Oscarizado em 2007 por “Os Infiltrados” e laureado com o troféu de Melhor Direção do Festival de Veneza de 1990 por “Os Bons Companheiros”, o diretor de 81 anos não para de produzir e já tem um filme novo para rodar. “The Wager: A Tale of Shipwreck, Mutiny, and Murder”. Trata-se de um épico náutico que se passa na América do Sul em 1740, tendo como protagonista um de seus musos: Leonardo DiCaprio. Os dois fizeram seis filmes juntos.
Robert De Niro, que atua com DiCaprio no já citado “Killers of The Flowers Moon”, fez mais: foi dirigido por Marty (apelido do realizador) dez vezes. Um dos títulos mais brilhantes dessa parceria deles é “O Rei da Comédia” (1983).

Em fevereiro deste ano, a Berlinale concedeu seu troféu de honra a Steven Spielberg. Há um ciclo de celebrações de grandes vozes autorais no evento, e elas coicidem, quase sempre, com as disputas mais quentes pela estatueta da Academia de Artes e Ciências Cinematográficas de Hollywood.

Celebrizado nas veredas da violência por meio de tramas de máfia, centradas na sociologia de uma América suburbana, Scorsese envereda por códigos do western não pelas malhas mais populares do gênero (duelos, cavalgadas, desbravamento do Oeste), mas por um veio antropológico, no mesmerizante “Assassinos da Lua das Flores”. Superprodução de US$ 200 milhões, o novo longa-metragem do realizador de cults como “O Irlandês” (2019) é uma adaptação ousadíssima, de três horas e 26 minutos, do livro de não-ficção “Killers of the Flower Moon: The Osage Murders and the Birth of the FBI”, do jornalista americano David Grann. É um tratado histórico contra o racismo americano, que adotou os povos originários de seu território como objeto de intolerância, entre eles a população indígena Osage. De Niro e DiCaprio estão fabulosos em cena.

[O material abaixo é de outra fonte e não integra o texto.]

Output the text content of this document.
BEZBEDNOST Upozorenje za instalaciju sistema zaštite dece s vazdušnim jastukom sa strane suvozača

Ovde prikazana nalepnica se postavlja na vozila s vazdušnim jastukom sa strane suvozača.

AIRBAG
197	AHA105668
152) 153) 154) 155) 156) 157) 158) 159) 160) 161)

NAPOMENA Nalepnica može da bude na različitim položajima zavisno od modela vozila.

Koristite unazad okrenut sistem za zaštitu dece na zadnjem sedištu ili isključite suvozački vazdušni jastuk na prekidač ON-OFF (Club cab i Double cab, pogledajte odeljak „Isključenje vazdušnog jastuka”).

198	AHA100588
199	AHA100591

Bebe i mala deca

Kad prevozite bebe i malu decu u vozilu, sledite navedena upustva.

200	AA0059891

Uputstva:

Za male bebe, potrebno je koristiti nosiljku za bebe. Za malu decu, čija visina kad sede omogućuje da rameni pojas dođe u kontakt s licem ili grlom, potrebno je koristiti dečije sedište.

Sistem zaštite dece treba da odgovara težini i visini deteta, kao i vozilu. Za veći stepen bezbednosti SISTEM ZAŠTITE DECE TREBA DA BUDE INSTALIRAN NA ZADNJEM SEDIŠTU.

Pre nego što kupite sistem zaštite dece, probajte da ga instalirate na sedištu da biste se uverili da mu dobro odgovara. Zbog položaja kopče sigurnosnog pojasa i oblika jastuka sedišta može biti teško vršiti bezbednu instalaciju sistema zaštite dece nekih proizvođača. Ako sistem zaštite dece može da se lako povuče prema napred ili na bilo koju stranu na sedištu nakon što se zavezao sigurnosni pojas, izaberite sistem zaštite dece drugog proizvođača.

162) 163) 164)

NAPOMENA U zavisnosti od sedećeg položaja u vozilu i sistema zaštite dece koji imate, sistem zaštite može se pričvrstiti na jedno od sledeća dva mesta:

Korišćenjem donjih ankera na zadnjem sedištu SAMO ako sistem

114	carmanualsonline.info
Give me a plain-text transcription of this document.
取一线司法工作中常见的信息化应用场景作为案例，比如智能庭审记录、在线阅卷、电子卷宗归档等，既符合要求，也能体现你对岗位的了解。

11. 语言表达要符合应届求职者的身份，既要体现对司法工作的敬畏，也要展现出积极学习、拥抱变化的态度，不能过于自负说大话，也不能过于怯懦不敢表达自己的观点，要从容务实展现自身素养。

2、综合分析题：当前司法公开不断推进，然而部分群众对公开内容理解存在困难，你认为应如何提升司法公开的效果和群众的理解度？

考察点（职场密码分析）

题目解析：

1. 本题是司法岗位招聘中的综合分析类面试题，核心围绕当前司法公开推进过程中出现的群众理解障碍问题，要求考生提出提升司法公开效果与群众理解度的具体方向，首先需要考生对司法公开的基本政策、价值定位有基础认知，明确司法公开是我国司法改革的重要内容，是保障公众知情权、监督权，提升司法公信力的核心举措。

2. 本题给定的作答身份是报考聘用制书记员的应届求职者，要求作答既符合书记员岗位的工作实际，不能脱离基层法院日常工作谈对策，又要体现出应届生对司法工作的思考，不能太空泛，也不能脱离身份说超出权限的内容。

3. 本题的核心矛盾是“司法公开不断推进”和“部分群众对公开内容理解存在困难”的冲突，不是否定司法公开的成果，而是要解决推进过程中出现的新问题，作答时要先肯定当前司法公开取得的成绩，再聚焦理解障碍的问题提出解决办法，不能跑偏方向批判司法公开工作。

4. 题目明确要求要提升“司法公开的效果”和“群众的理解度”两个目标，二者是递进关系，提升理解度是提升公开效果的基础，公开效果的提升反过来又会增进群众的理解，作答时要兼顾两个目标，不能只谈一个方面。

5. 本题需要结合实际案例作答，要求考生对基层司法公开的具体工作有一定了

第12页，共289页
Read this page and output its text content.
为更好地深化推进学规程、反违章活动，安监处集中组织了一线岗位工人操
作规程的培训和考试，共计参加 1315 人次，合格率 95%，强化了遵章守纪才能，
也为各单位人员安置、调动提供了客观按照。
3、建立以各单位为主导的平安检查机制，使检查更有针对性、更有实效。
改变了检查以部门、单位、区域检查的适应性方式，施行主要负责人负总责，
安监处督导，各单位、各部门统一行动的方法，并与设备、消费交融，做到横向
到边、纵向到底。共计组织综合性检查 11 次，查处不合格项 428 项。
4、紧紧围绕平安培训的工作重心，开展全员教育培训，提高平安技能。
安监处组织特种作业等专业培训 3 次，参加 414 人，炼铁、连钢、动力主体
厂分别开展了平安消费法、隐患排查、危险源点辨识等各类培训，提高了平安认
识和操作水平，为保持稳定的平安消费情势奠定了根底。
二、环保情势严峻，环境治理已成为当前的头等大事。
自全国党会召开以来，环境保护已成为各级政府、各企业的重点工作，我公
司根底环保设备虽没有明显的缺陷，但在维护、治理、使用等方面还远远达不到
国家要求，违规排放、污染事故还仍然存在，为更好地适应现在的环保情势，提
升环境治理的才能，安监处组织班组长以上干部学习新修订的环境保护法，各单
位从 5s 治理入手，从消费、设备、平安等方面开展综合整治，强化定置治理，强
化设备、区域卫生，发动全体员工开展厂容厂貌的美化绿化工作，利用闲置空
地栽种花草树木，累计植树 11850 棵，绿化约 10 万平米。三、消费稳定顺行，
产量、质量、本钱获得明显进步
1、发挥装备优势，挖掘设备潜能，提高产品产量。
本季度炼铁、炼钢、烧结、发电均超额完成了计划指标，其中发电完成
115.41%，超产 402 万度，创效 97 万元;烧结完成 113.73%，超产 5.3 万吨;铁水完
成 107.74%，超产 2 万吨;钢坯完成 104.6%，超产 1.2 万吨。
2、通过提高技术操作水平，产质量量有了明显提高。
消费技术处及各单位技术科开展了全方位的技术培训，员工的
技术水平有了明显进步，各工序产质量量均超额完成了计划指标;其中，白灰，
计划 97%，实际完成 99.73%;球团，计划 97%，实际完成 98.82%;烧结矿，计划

Ganhador do Oscar por “A Baleia”, Brendan Fraser tem uma participação luminosa no terço final de “Assassinos da Lua das Flores”, um projeto da AppleTV que teve uma exibição em tela grande em maio, no Festival de Cannes. A montagem de Thelma Schoonmaker (sempre exuberante em sua esgrima com a mesa de edição) equilibra tensão, conspirações políticas, melodrama e confronto de culturas. É nesse último aspecto que Lily Rose Mary Gladstone – atriz descendente dos indígenas Nimíipuu e Pikunis – se destaca em cena, e se candidata ao Oscar. Concorre já ao Globo de Ouro.
Numa mistura de melancolia e resiliência, a personagem dela ilumina a trama fotografada por Rodrigo Prieto. Proustiano, Scorsese busca um tempo perdido quando os Osage ficam ricos com a descoberta de combustível fóssil (petróleo) em suas terras, no início do século XX, logo após a I Guerra. Nos anos 1920, em Oklahoma, eles passam a ser manipulados por um senhor feudal fora de época, chamado de “Rei”, o poderoso William Hale (De Niro, em magistral atuação). Precisando de alguém de confiança para garantir que nenhum Osage passe do ponto, matando-os se preciso for, Hale dá emprego de motorista (e de faz-tudo) para seu sobrinho, Ernest, vivido por um Leonardo DiCaprio maduro, com ares de Burt Lancaster. No flerte com os indígenas que deve vigiar, eliminando alguns, Ernest se casa com uma herdeira dessa população, Mollie, papel de Gladstone. Mollie ficou rica, mas padece de diabetes, sem conseguir dar conta do mal-estar que sente. Padece também da dor diante das mortes de seus conterrâneos. O amor de Ernest é um alívio pra ela, mas será, mais adiante, um caos. É o que se passa quando ela percebe que seu companheiro está ligado a crimes de ódio. As confusões de Ernest acabam num tribunal, num julgamento em que todas as imposturas dos EUA entram no banco dos réus.
Estima-se que a Berlinale vá projetar o longa após entregar seu Urso de Honra ao diretor.